Roughly 100,000 people were evacuated from the 1,000 square-mile CEZ in 1986, and it has remained abandoned ever since, as radiation still poses a risk.
And with no humans around, wildlife such as wolves and horses has flourished.
In 2014, Love and a team of researchers visited the CEZ, and attached radio collars to the wolves in order to track them. She said they were able to obtain “real-time measurements of where [the wolves] are and how much [radiation] they are exposed to.”

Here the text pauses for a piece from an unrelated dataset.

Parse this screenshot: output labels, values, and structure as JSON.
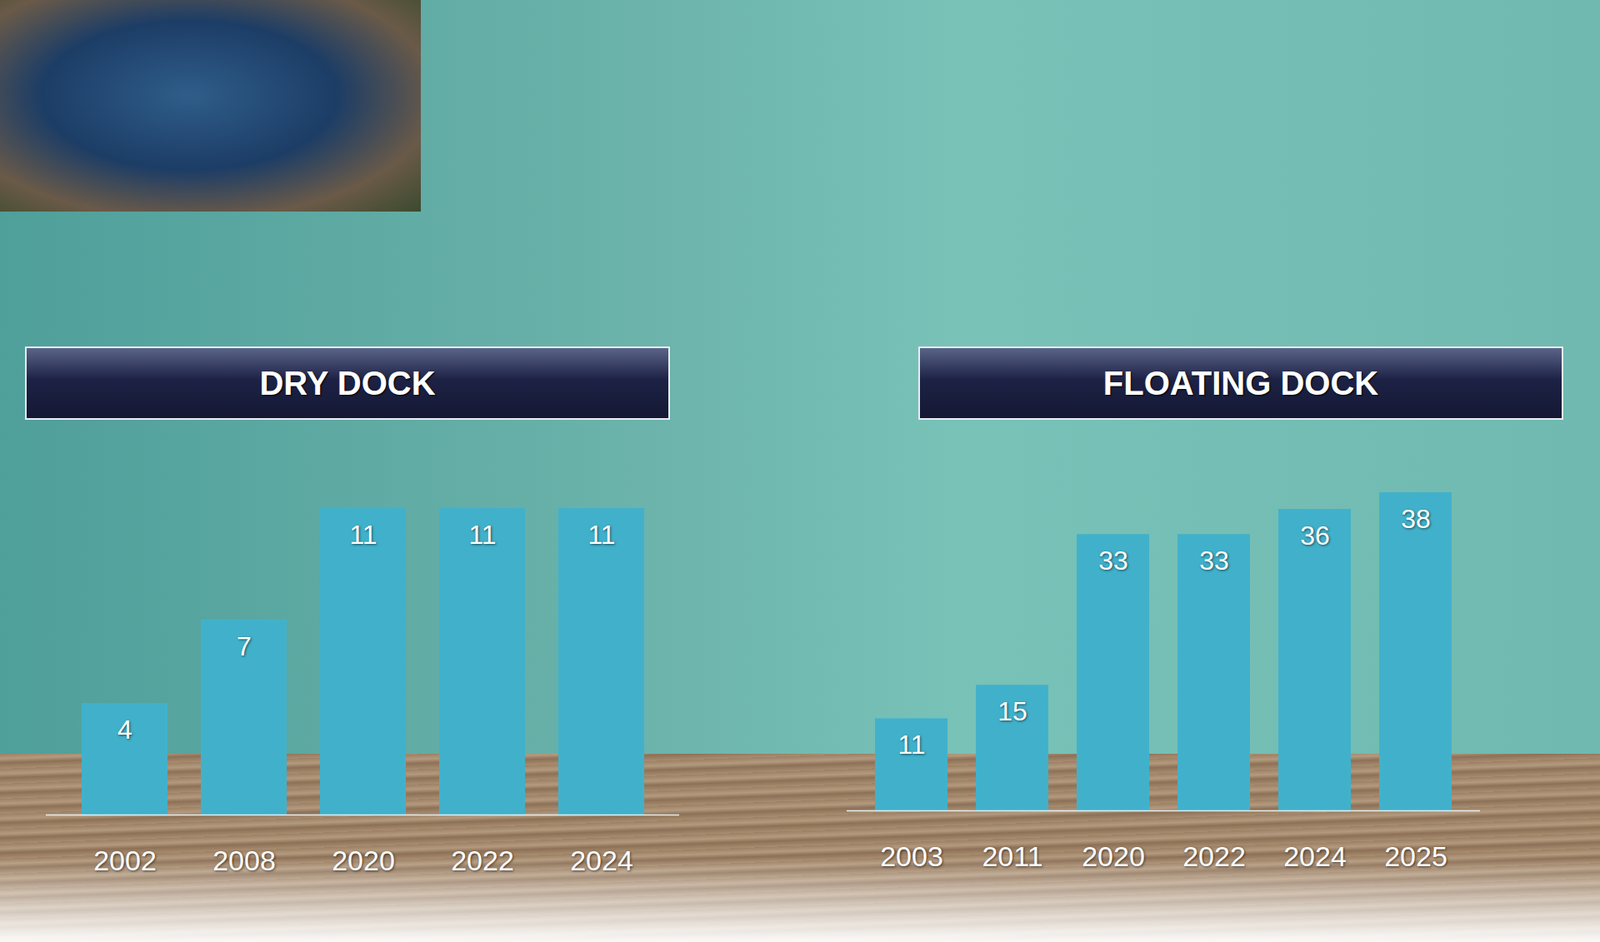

What’s more, after taking blood samples, the team discovered that the wolves were exposed to upwards of 11.28 millirem of radiation daily for their entire lives – more than 6x the legal safety limit for a human. Love found that the wolves’ immune systems displayed similar properties to cancer patients undergoing radiation treatment – including specific parts of the animals’ genetic information that appears resilient to increased cancer risk.
A lot of research in humans has found mutations that increase cancer risk – with the presence of the variant BRCA gene making it more likely a woman might develop breast or ovarian cancer, for example.
But Ms Love’s work has sought to identify protective mutations that increase the odds of surviving cancer. -Sky
Love presented her findings at the annual meeting of the Society of Integrative and Comparative Biology in Seattle, Washington, last month.